Health chiefs have admitted they have no way of knowing how much unused medication is going to waste across Tayside.
The revelation comes after Dundee mum Jane Mclean discovered a massive stash of prescription drugs in the attic of her new family home at the weekend.
Ms Mclean moved into the property with her nine-year-old daughter and pet dog two months ago and was left “fuming” when she discovered the eye-watering selection of pills, painkillers and inhalers.
NHS Tayside has pledged to investigate the value of the massive haul and said the case highlighted the spiralling cost of wasted and unwanted medication in the region.
David Coulson, the health board’s associate director of pharmacy, said it was unlikely to be an isolated incident but insisted NHS Tayside is working hard to prevent patients needlessly stockpiling drugs.
“It’s really difficult to gauge the exact scale of the problem,” he said.
“I think a lot of people are being prescribed medication they don’t feel they need or can take and for whatever reason, are finding it difficult to communicate that to their GP or pharmacist.”

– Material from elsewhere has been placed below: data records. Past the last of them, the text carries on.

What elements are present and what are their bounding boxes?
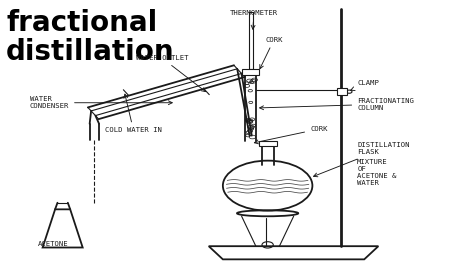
Text: WATER OUTLET: WATER OUTLET bbox=[136, 55, 206, 92]
Text: ACETONE: ACETONE bbox=[38, 240, 69, 247]
Bar bbox=[259, 141, 277, 146]
Polygon shape bbox=[209, 246, 378, 259]
Text: fractional
distillation: fractional distillation bbox=[6, 9, 175, 66]
Text: DISTILLATION
FLASK: DISTILLATION FLASK bbox=[314, 142, 410, 177]
Text: CORK: CORK bbox=[260, 36, 283, 69]
Ellipse shape bbox=[237, 210, 298, 216]
Text: THERMOMETER: THERMOMETER bbox=[230, 10, 278, 29]
Bar bbox=[337, 88, 347, 95]
Text: WATER
CONDENSER: WATER CONDENSER bbox=[30, 96, 172, 109]
Polygon shape bbox=[43, 209, 82, 247]
Bar bbox=[242, 69, 259, 75]
Text: MIXTURE
OF
ACETONE &
WATER: MIXTURE OF ACETONE & WATER bbox=[357, 159, 397, 186]
Text: FRACTIONATING
COLUMN: FRACTIONATING COLUMN bbox=[260, 98, 414, 111]
Polygon shape bbox=[45, 240, 80, 247]
Text: CORK: CORK bbox=[255, 126, 328, 144]
Text: CLAMP: CLAMP bbox=[351, 80, 379, 90]
Text: COLD WATER IN: COLD WATER IN bbox=[105, 94, 162, 133]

Mr Coulson revealed more than 42% of patients treated by the board’s acute frailty team were referred due to medicine-related causes, with confusion over prescriptions being one of the top reasons for admission.

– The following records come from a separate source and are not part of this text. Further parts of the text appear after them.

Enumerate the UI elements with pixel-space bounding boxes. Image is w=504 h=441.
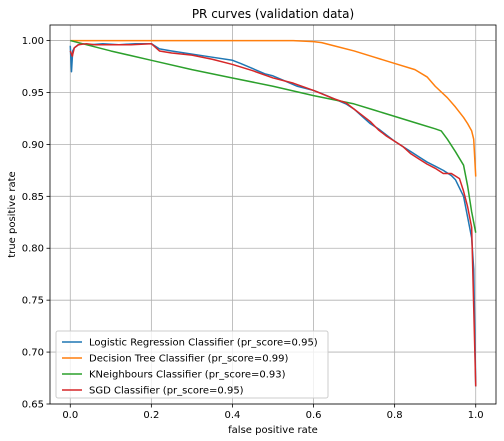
y-tick-label: 0.70 [22,348,44,359]
y-tick-label: 0.75 [22,296,44,307]
y-axis-title: true positive rate [7,171,18,257]
axis-ticks: 0.0 0.2 0.4 0.6 0.8 1.0 0.65 0.70 0.75 0.80 0.85 0.… [22,36,484,421]
y-tick-label: 0.90 [22,140,44,151]
y-tick-label: 1.00 [22,36,44,47]
plot-frame [49,24,497,405]
legend-label-1: Decision Tree Classifier (pr_score=0.99) [89,354,288,365]
legend-box [55,330,329,399]
series-line-2 [70,39,477,233]
x-tick-label: 0.4 [225,410,241,421]
x-tick-label: 0.6 [306,410,322,421]
y-tick-label: 0.65 [22,400,44,411]
legend-label-0: Logistic Regression Classifier (pr_score… [89,338,318,349]
series-lines [69,39,477,387]
y-tick-label: 0.80 [22,244,44,255]
x-tick-label: 0.0 [62,410,78,421]
x-axis-title: false positive rate [228,425,318,436]
legend-label-3: SGD Classifier (pr_score=0.95) [89,386,244,397]
x-tick-label: 0.8 [387,410,403,421]
legend: Logistic Regression Classifier (pr_score… [55,330,329,399]
x-tick-label: 1.0 [468,410,484,421]
legend-label-2: KNeighbours Classifier (pr_score=0.93) [89,370,286,381]
x-tick-label: 0.2 [143,410,159,421]
y-tick-label: 0.85 [22,192,44,203]
series-line-3 [69,42,477,387]
chart-title: PR curves (validation data) [192,7,354,21]
y-tick-label: 0.95 [22,88,44,99]
series-line-1 [70,39,477,177]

“We have many older patients who may have multiple prescriptions given for multiple conditions and it can be very difficult to manage – that’s why we are looking to raise the issue of polypharmacy and hopefully refine the way we interact with patients,” he said.
NHS Tayside said all of the medication recovered from Ms Mclean’s home would be destroyed, as drugs that have been dispensed and collected by patients cannot be reused.
The health board spent a staggering £140 million on prescriptions last year, with unused or wasted medicines reported to cost the NHS at least £1.4 million.
Andrew Radley, consultant in public health for pharmacy, said patients should come forward if they feel they are being given too much medication or that it is not working properly.
“They mustn’t just put it away in a store cupboard,” he said.
“There are of course risks with keeping medicines for a long time, such as them not working when you do eventually go to take them but there is also the fact these essential resources could instead have been used to help someone who really needed them.”